Originaltitel: NOWHERE SPECIAL

GB/Rumänien/I 2020, 96 min
FSK 6
Verleih: Piffl

Genre: Drama

Darsteller: James Norton, Daniel Lamont, Bernadette Brown, Valene Kane

Regie: Uberto Pasolini

Kinostart: 07.10.21

1 Bewertung

Nowhere Special

In allem Schmerz das Tröstliche

Vater und Sohn: John ist Mitte 30 und hält sich in Belfast als Fensterputzer über Wasser. Michael ist 4 und eins von den eher stillen, beobachtenden Kindern. Die Mutter hat sich schon kurz nach der Geburt aus dem Staub gemacht, aber Vorwürfe, Verbitterung oder Selbstmitleid haben in John und Michaels Leben keinen Platz. Dafür fehlt es allein schon an der Zeit, man hat schließlich Wichtigeres und Besseres sowieso zu tun. Die Anforderungen des wahrlich nicht immer leichten Alltags zu meistern. Oder auch einfach nur zusammen auf der Couch abzuhängen, in Kinderbüchern zu blättern oder im Regen spazieren zu gehen.

Wie nun NOWHERE SPECIAL genau das, diese Alltäglichkeit zwischen Anforderung und Nähe, zeigt, ist von jener Kunstfertigkeit, die – darin nicht zuletzt der großen Kinotradition einer sehr britischen Art des sozial genauen Erzählens folgend – souverän auf alle Kniffe der Kunstfertigkeit verzichtet. Nichts wird hier ausgestellt, nichts wirkt inszeniert.

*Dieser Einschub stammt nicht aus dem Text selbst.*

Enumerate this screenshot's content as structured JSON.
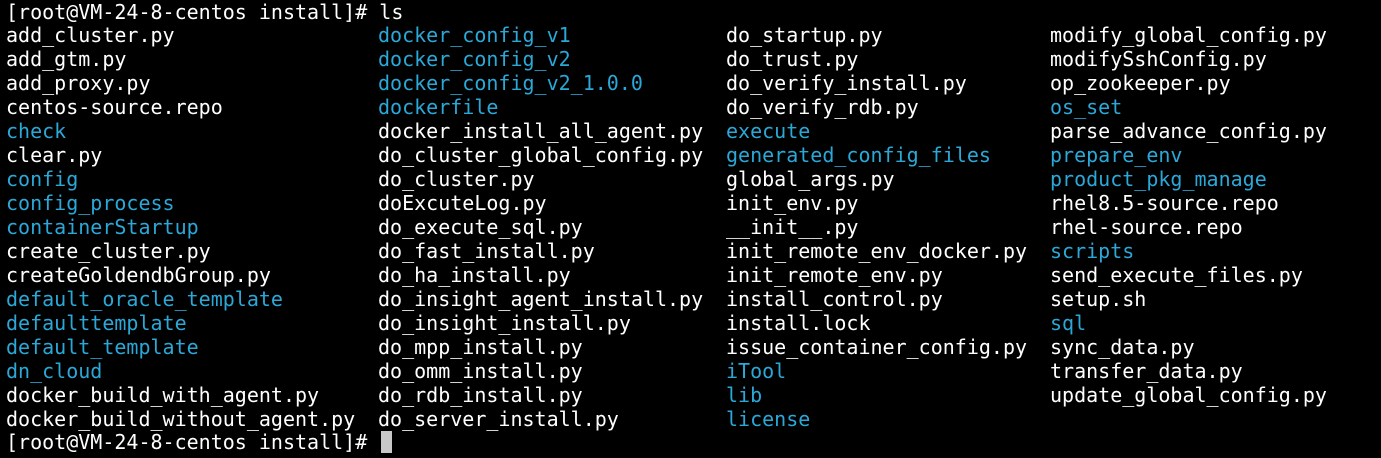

Da ist „nur“ dieses scheinbar so ganz einfache Dabeisein der Kamera, das geduldige Beobachten, das ein echtes Zuwenden ist; da sind die Vertrautheit und Natürlichkeit, mit der John und Michael miteinander agieren. Und da sind die wie in Seitenblicken zu erkennenden Hinweise, daß diese still innige Vater-Sohn-Beziehung eine ist, deren Zeit verdammt knapp bemessen ist.

Denn was Regisseur Uberto Pasolini in NOWHERE SPECIAL dann eigentlich erzählt, ist die Geschichte eines Abschieds, eines Loslassens und Weggebens dessen, was man am meisten liebt. John nämlich hat nicht mehr lange zu leben. Der Krebs läßt ihm nur noch wenige Monate Zeit. Die muß John für zwei große schwere letzte Aufgaben nutzen: Seinem Sohn die Wahrheit über seinen Zustand mitzuteilen – und ihm eine neue Familie zu suchen.

„Herzzerreißend“ und „überwältigend“ – natürlich sind das die reflexhaften Attribute, mit denen NOWHERE SPECIAL, der 2020 bei den Filmfestspielen von Venedig seine Weltpremiere feierte, von der Kritik dann gern etikettiert wurde. Nur daß das viel zu laut, prätentiös und melodramatisch tönt für diesen Film, der nach wahren Begebenheiten seine eigentlich so untröstliche Geschichte so gezielt zurückhaltend, still und empathisch erzählt, daß in allem Schmerz das Tröstliche gleichwohl erhalten bleibt.

[ Steffen Georgi ] Steffen mag unangefochten seit frühen Kindertagen amerikanische (also echte) Western, das „reine“ Kino eines Anthony Mann, Howard Hawks und John Ford, dessen THE SEARCHERS nicht nur der schönste Western, sondern für ihn vielleicht der schönste Film überhaupt ist. Steffen meint: Die stete Euphorie, etwa bei Melville, Godard, Antonioni oder Cassavetes, Scorsese, Eastwood, Mallick oder Takeshi Kitano, Johnny To, Hou Hsia Hsien ... konnte die alten staubigen Männer nie wirklich aus dem Sattel hauen.